On 8 May, the day Germany surrendered, he told a reporter from the Philadelphia Record who had managed to get into the compound for an interview that Hitler was “a Jeanne d’Arc, a saint,” and that Mussolini was an “imperfect character who lost his head.” On 24 May he was transferred to the United States Army Disciplinary Training Center north of Pisa, used to house military personnel awaiting court martial. The temporary commander placed him in one of the camp’s “death cells”—a series of six-by-six-foot outdoor steel cages lit up all night by floodlights.

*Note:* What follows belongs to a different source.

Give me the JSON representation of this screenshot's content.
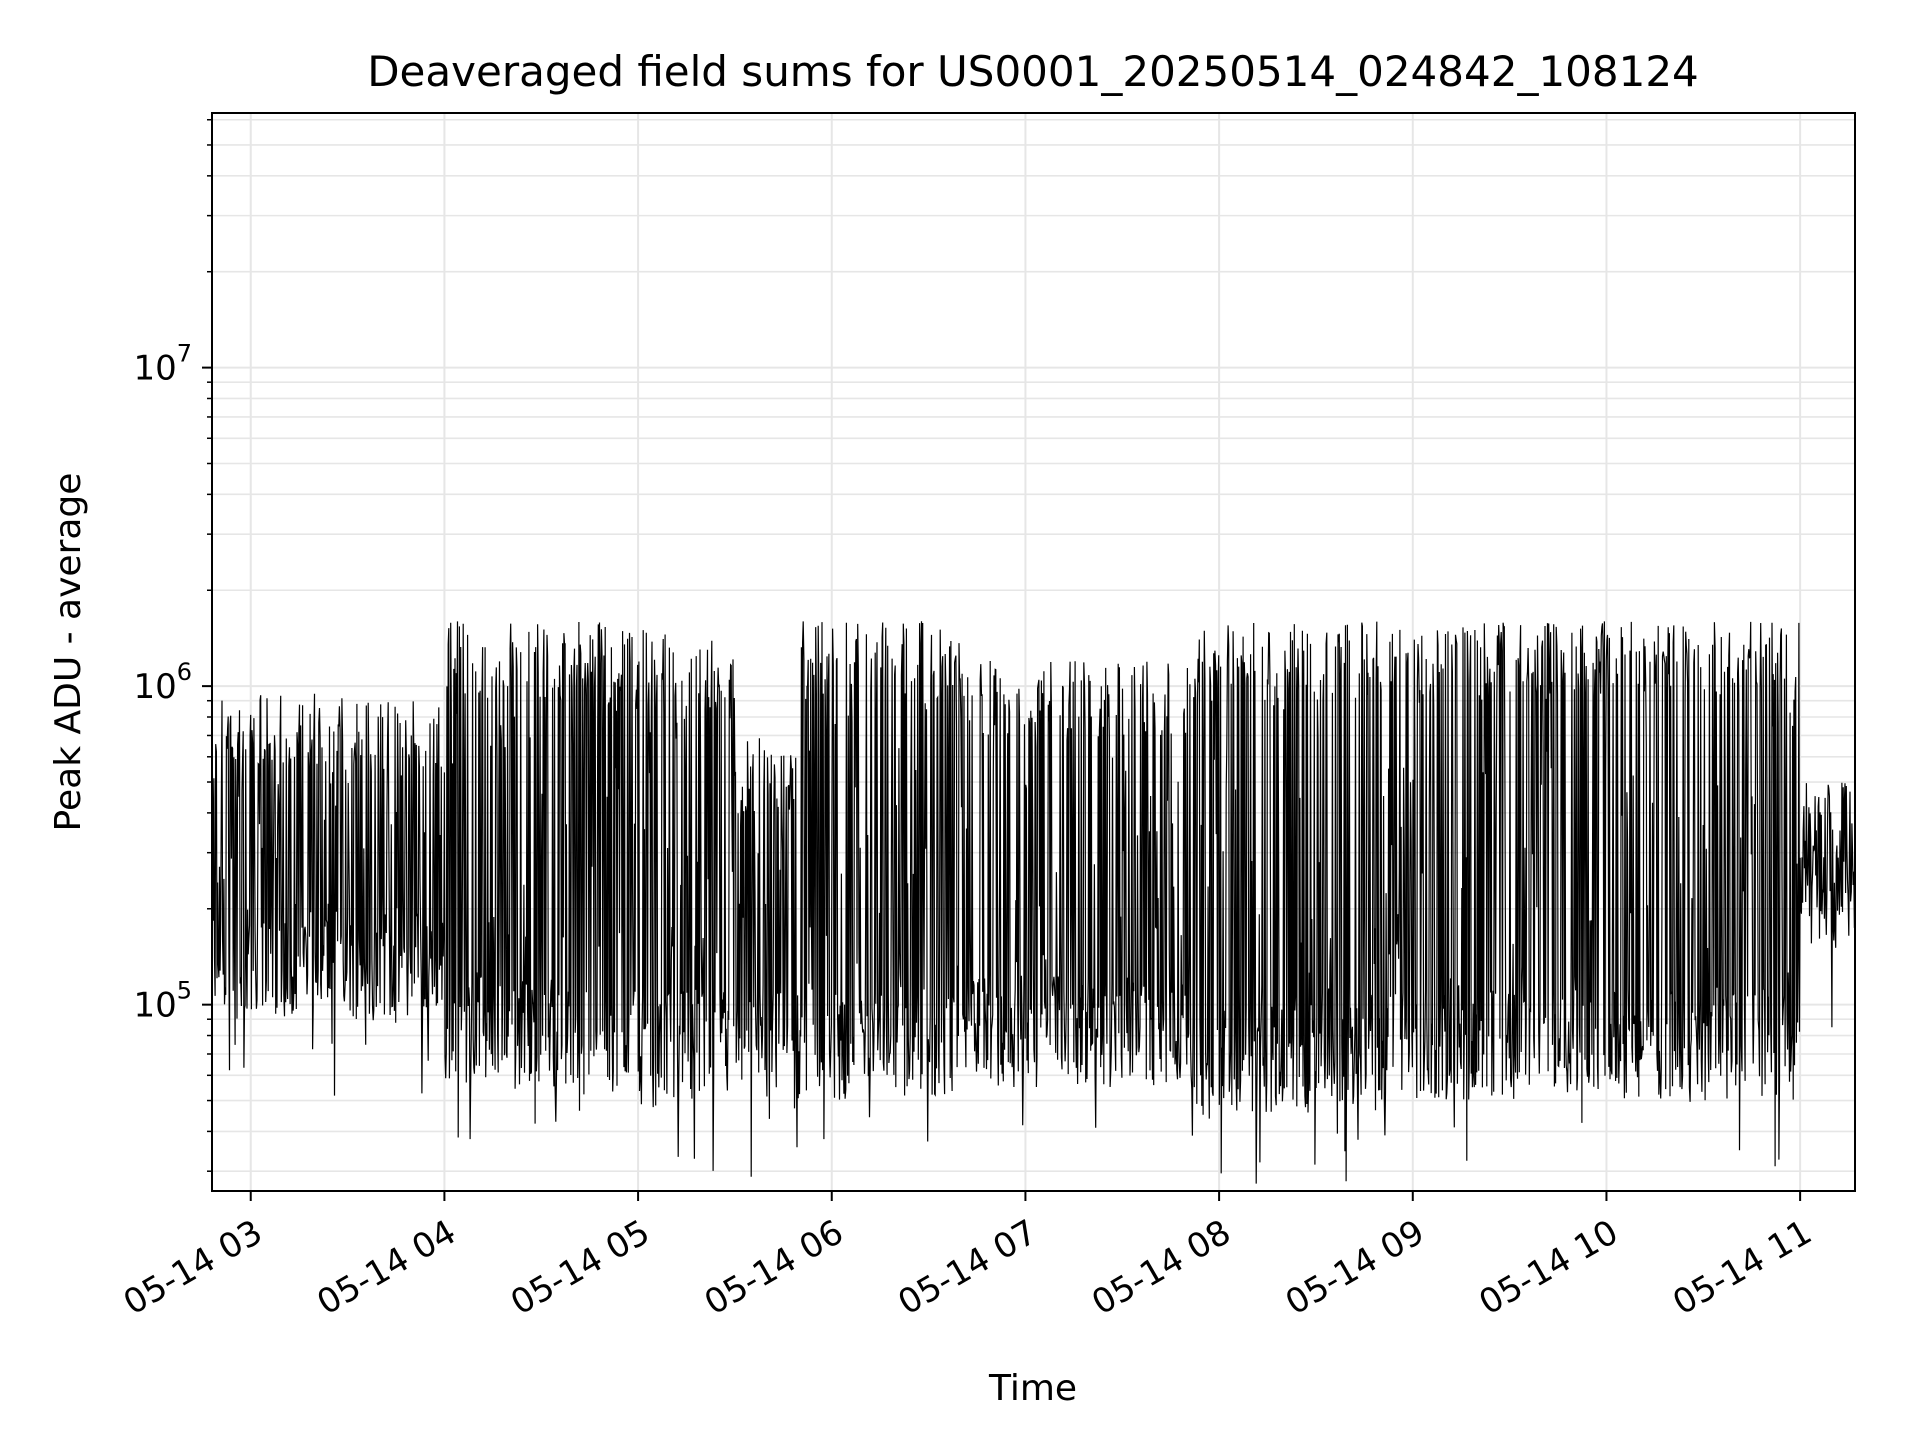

He was left for three weeks in isolation in the heat, denied exercise, eyes inflamed by dust, no bed, no belt, no shoelaces, and no communication with the guards, except for the chaplain. After two and a half weeks he began to break down under the strain. Richard Sieburth writes that he recorded it in Canto 80, where Odysseus is saved from drowning by Leucothea: “hast’ou swum in a sea of air strip / through an aeon of nothingness, / when the raft broke and the waters went over me.” Medical staff moved him out of the
cage the following week. On 14 and 15 June he was examined by psychiatrists, one of whom found symptoms of a mental breakdown, and he was transferred to his own officer’s tent and allowed reading material. He began to write, and drafted what became known as The Pisan Cantos; the existence of a few sheets of toilet paper showing the beginning of Canto LXXXIV suggests he started it while in the cage.

2 Comments

  1. I had that Caedmon LP of Pound, too, when I was an undergrad. In fact, I saw it in a most unlikely place, a department store like Kohls. In the record department. I was wearing my trench coat. I walked out of the store with it (there were no security alarms back in the 70’s). It was the only time I ever stole something. I felt the LP of Pound reciting his Cantos was only for me.